Japan Geoscience Union Meeting 2015

Presentation information


Symbol P (Space and Planetary Sciences) » P-CG Complex & General

[P-CG30] New Progress toward the Understanding of Small Solar System Bodies

Tue. May 26, 2015 6:15 PM - 7:30 PM Convention Hall (2F)

Convener:*Masahiko Arakawa(Graduate School of Science, Kobe University), Taishi Nakamoto(Tokyo Institute of Technology), Sei-ichiro WATANABE(Division of Earth and Planetary Sciences, Graduate School of Science, Nagoya University), Masanao Abe(Institute of Space and Astronautical Science, Japan Aerospace Exploration Agency), MASATERU ISHIGURO(Department of Physics and Astronomy, Seoul National University)

6:15 PM - 7:30 PM

[PCG30-P03] Results of the development for NIRS3: the Near Infrared Spectrometer on Hayabusa-2

*Takahiro IWATA1, Kohei KITAZATO2, Masanao ABE1, Takehiko ARAI1, Yusuke NAKAUCHI3, Tomoki NAKAMURA4, Takahiro HIROI5, Takahito OSAWA6, Moe MATSUOKA4, Shuji MATSUURA1 (1.Institute of Space and Astronautical Science, JAXA, 2.University of Aizu, 3.Graduate University for Advanced Studies, 4.Tohoku University, 5.Brown University, 6.JAEA)

Keywords:Hayabusa-2, asteroid, 1999JU3, NIRS3, near infrared, spectrometer

NIRS3: the Near Infrared Spectrometer is one of the candidate scientific instruments which will be equipped on Hayabusa-2 mission.

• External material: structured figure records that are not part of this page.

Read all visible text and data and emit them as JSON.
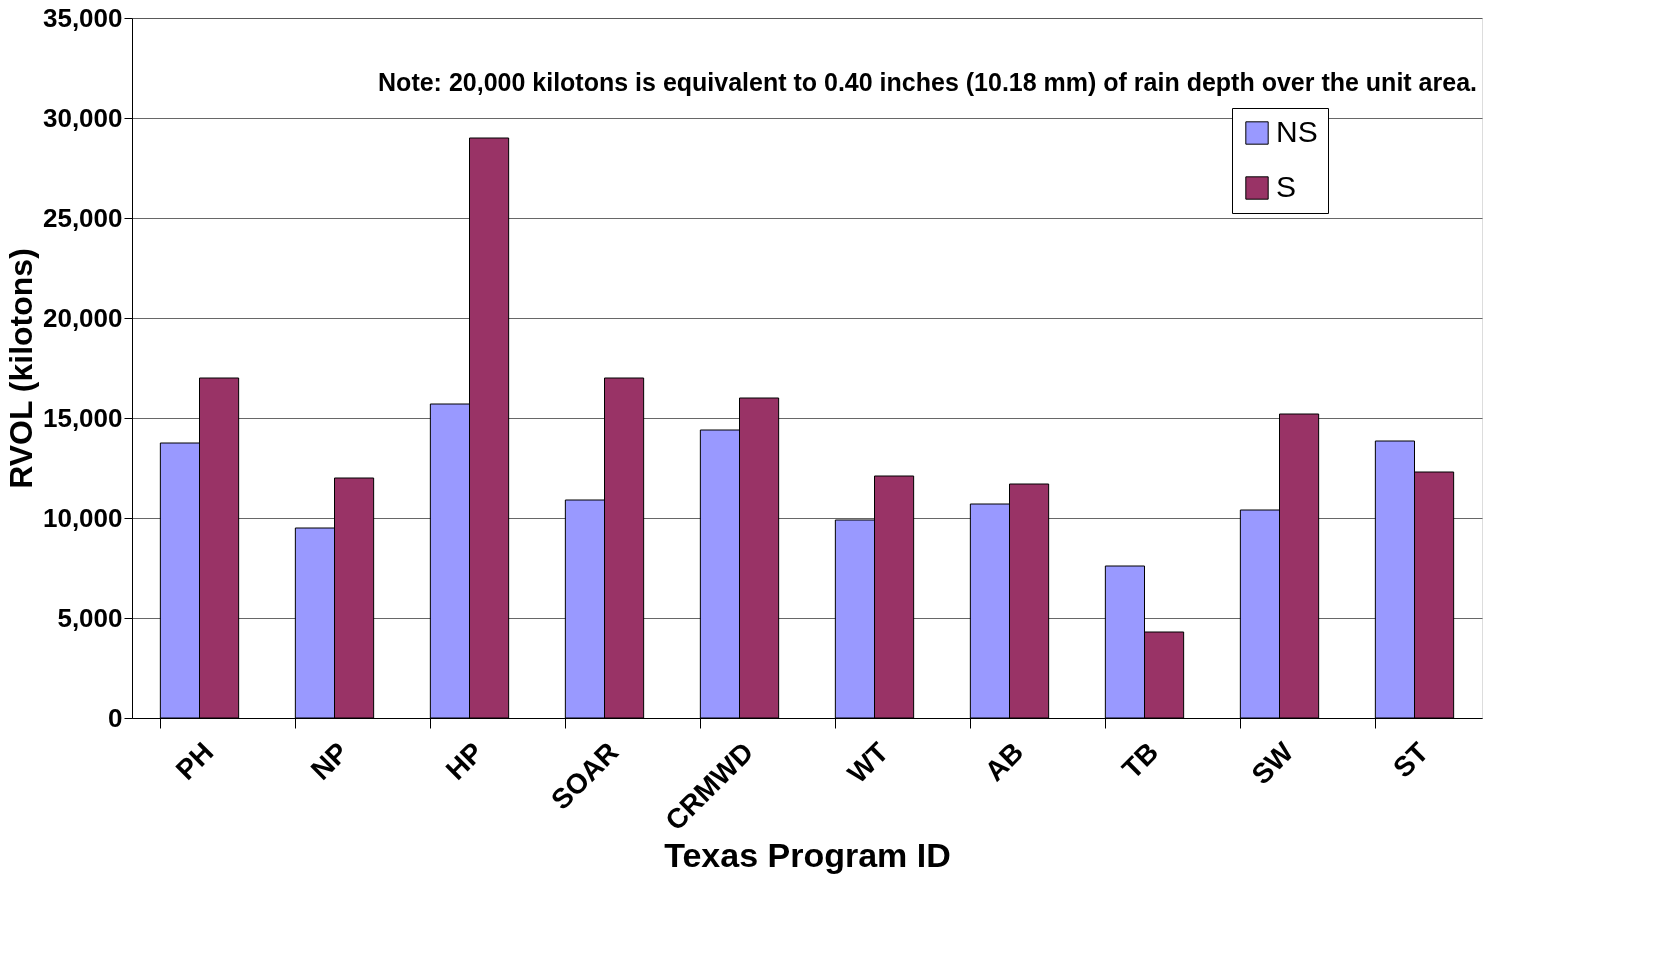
{
  "chart_data": {
    "type": "bar",
    "xlabel": "Texas Program ID",
    "ylabel": "RVOL (kilotons)",
    "categories": [
      "PH",
      "NP",
      "HP",
      "SOAR",
      "CRMWD",
      "WT",
      "AB",
      "TB",
      "SW",
      "ST"
    ],
    "series": [
      {
        "name": "NS",
        "color": "#9999ff",
        "values": [
          13750,
          9500,
          15700,
          10900,
          14400,
          9900,
          10700,
          7600,
          10400,
          13850
        ]
      },
      {
        "name": "S",
        "color": "#993366",
        "values": [
          17000,
          12000,
          29000,
          17000,
          16000,
          12100,
          11700,
          4300,
          15200,
          12300
        ]
      }
    ],
    "ylim": [
      0,
      35000
    ],
    "yticks": [
      0,
      {
        "value": 5000,
        "label": "5,000"
      },
      {
        "value": 10000,
        "label": "10,000"
      },
      {
        "value": 15000,
        "label": "15,000"
      },
      {
        "value": 20000,
        "label": "20,000"
      },
      {
        "value": 25000,
        "label": "25,000"
      },
      {
        "value": 30000,
        "label": "30,000"
      },
      {
        "value": 35000,
        "label": "35,000"
      }
    ],
    "grid": "y",
    "legend": "top right",
    "annotations": [
      "Note: 20,000 kilotons is equivalent to 0.40 inches (10.18 mm) of rain depth over the unit area."
    ]
  }
}
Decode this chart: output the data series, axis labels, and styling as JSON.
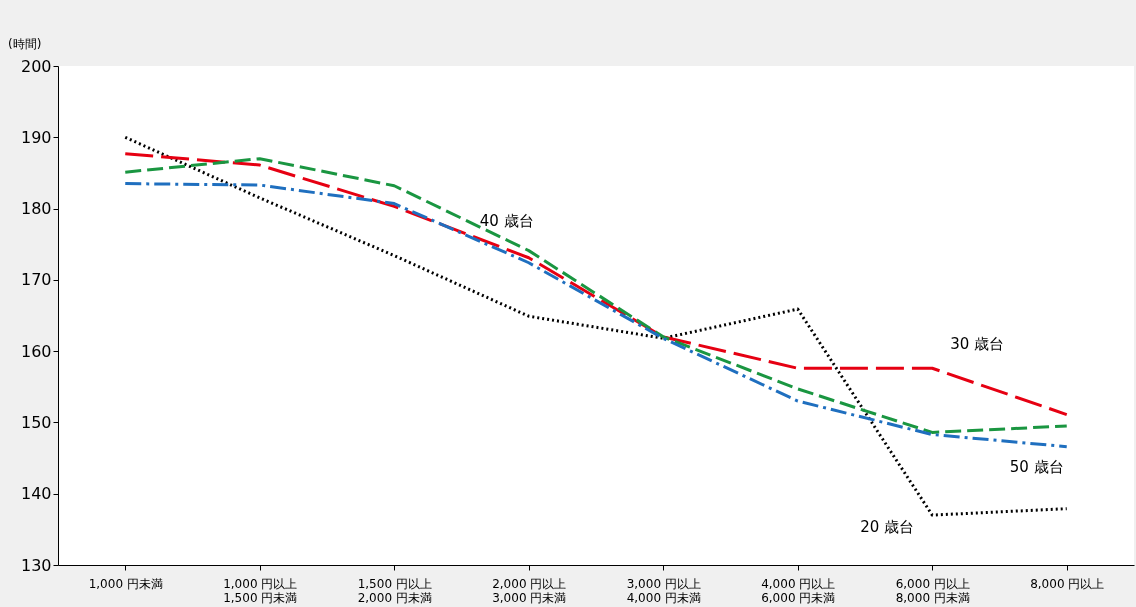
{
  "chart_data": {
    "type": "line",
    "ylabel": "(時間)",
    "categories": [
      "1,000 円未満",
      "1,000 円以上\n1,500 円未満",
      "1,500 円以上\n2,000 円未満",
      "2,000 円以上\n3,000 円未満",
      "3,000 円以上\n4,000 円未満",
      "4,000 円以上\n6,000 円未満",
      "6,000 円以上\n8,000 円未満",
      "8,000 円以上"
    ],
    "series": [
      {
        "name": "20 歳台",
        "color": "#000000",
        "line_style": "dotted",
        "values": [
          190.0,
          181.5,
          173.4,
          164.9,
          161.8,
          165.9,
          137.0,
          137.9
        ]
      },
      {
        "name": "30 歳台",
        "color": "#e60012",
        "line_style": "dashed",
        "values": [
          187.7,
          186.1,
          180.3,
          173.1,
          162.0,
          157.6,
          157.6,
          151.1
        ]
      },
      {
        "name": "40 歳台",
        "color": "#1a9641",
        "line_style": "dashed",
        "values": [
          185.1,
          187.0,
          183.2,
          174.1,
          162.0,
          154.7,
          148.6,
          149.5
        ]
      },
      {
        "name": "50 歳台",
        "color": "#1f6fbf",
        "line_style": "dashed",
        "values": [
          183.5,
          183.3,
          180.7,
          172.4,
          161.8,
          153.0,
          148.3,
          146.6
        ]
      }
    ],
    "ylim": [
      130,
      200
    ],
    "yticks": [
      130,
      140,
      150,
      160,
      170,
      180,
      190,
      200
    ],
    "grid": false
  }
}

It aims to observe near infrared spectroscopy at the wave length band of 1.8-3.2 micrometer to detect specific molecular absorption lines, including the absorption by hydrated minerals at 3 micrometer, on the target C-type asteroid. We implemented ground performance tests using the flight mode of the Spectrometric Unit (NIRS3-S) and the Analogue Electric Unit (NIRS3-AE). Infrared rays from the black body source are reflected by the sample and two gold mirrors in a vacuum desiccator, and then injected into NIRS3-S which is refrigerated at -60 to -90oC in a vacuum cryostat. The black body source emission is directly injected into NIRS3-S during amplitude-calibration tests. Lights from a halogen lamp are injected into NIRS3-S through a monochromator during frequency-calibration tests. NIRS3-AE controls the inner calibration lamps, the chopper, and data acquisition by the sensor in NIRS3-S.
Results of flight-model tests implied that the dark current at the InAs sensor is much lower than that of the engineering model, which improves the signals-to-noise ratio (SNR). The projected on-board SNR was confirmed to be sufficient during the one-year observation period of Asteroid 1999JU3 assuming the surface temperature estimated from the heliocentric range and solar phase angle. The SNR exceeds 300 after 2.5 ms integration and 1024-stacking at the home position observations. It exceeds 60 after 1 ms integration and 64-stacking for the observations of artificial crater made by the Small Carry-on Impactor (SCI) on Hayabusa-2. The data obtained after the vibration tests and thermal-vacuum tests indicate that NIRS3 is sufficiently durable for the launching and on-orbit environments. The observed spectra for samples of serpentine, olivine, and CM-chondrites such as Murchison, Murray, and Jbilet Winselwan demonstrated that the derived reflectances are almost the same as those obtained by Fourier-transform infrared (FTIR) spectroscopy. These results show that NIRS3 has sufficient performance for scientific objectives. We will also report the first results on Hayabusa-2 after the launch.